TORONTO (Reuters) - Canada’s Hydro One [HYDRO.UL] drew buying interest from some pension funds that covet such assets, but an initial public offering of the electricity distributor was always the government’s preferred option, Ontario’s finance minister said on Monday.
The IPO, which is expected to close later this week, is set to raise up to C$1.83 billion ($1.4 billion) for Canada’s most populous province, which is only selling a roughly 15 percent stake in the utility.
“If the pension funds had their way, the broadening of the ownership structure in Hydro One wouldn’t have occurred, because they wanted to take it all,” Finance Minister Charles Sousa told media on the sidelines of the P3 2015 investment conference in Toronto.
The privatization of the utility will allow the province to fund transportation infrastructure projects, including public transit, bridges and highways, the government has stated.
“We see the value in ensuring there’s broad ownership,” said Sousa.
Detractors of the plan have questioned the wisdom of selling a stake in the asset that is a cash cow for the province, but the government has said it believes the public benefits even further from broadening the ownership as Hydro One as it will create a stronger-performing and more customer service-focused company.

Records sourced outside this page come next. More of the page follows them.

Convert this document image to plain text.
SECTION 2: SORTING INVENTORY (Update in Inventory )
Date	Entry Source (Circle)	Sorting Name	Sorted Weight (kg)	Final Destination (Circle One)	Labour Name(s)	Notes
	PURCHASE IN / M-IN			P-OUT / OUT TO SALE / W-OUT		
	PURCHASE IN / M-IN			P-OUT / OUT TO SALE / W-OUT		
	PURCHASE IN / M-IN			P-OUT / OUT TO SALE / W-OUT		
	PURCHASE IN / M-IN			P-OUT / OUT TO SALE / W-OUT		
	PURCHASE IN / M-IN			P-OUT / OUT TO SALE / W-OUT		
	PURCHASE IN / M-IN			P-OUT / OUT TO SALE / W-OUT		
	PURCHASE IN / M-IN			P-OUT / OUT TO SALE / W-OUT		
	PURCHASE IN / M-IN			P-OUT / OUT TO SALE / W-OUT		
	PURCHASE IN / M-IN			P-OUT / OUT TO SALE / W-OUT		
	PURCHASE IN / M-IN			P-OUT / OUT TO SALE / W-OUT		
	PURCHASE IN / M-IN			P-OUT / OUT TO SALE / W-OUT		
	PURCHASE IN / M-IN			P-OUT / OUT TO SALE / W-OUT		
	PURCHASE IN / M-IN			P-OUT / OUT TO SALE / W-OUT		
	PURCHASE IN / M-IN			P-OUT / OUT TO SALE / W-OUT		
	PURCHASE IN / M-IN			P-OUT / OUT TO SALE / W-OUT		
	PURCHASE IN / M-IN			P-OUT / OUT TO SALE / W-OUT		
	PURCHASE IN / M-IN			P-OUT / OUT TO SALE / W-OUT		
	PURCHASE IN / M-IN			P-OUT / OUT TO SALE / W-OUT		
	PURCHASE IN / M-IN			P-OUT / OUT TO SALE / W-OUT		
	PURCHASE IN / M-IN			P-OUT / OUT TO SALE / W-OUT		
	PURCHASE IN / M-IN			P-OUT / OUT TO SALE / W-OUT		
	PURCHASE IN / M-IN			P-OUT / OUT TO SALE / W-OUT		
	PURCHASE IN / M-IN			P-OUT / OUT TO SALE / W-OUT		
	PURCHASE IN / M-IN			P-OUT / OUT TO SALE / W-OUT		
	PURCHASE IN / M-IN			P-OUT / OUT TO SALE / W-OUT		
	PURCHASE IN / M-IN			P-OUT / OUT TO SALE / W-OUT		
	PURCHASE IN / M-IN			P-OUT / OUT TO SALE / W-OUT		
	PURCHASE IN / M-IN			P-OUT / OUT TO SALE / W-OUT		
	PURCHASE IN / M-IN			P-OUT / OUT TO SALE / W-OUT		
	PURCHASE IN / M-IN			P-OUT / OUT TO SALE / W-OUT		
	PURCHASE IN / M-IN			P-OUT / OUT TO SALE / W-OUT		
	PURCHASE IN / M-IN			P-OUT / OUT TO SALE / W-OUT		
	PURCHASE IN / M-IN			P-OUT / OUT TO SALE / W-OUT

Hydro One shares priced near the top-end of their expected pricing range, making the IPO one of the largest in Canadian history.
The stock is set to list on the Toronto Stock Exchange under the ticker symbol “H”, and begin trading on Nov. 5.
During the drawn-out IPO exploration process, however, Sousa said the government attracted “lots of interest” from pension funds interested in buying out the asset.
Canadian funds like the Canada Pension Plan Investment Board and its peers like the Ontario Teachers’ Pension Plan and Caisse de dépôt et placement du Québec have been among the world’s most active dealmakers in recent years, making major bets in sectors like energy, infrastructure and real estate.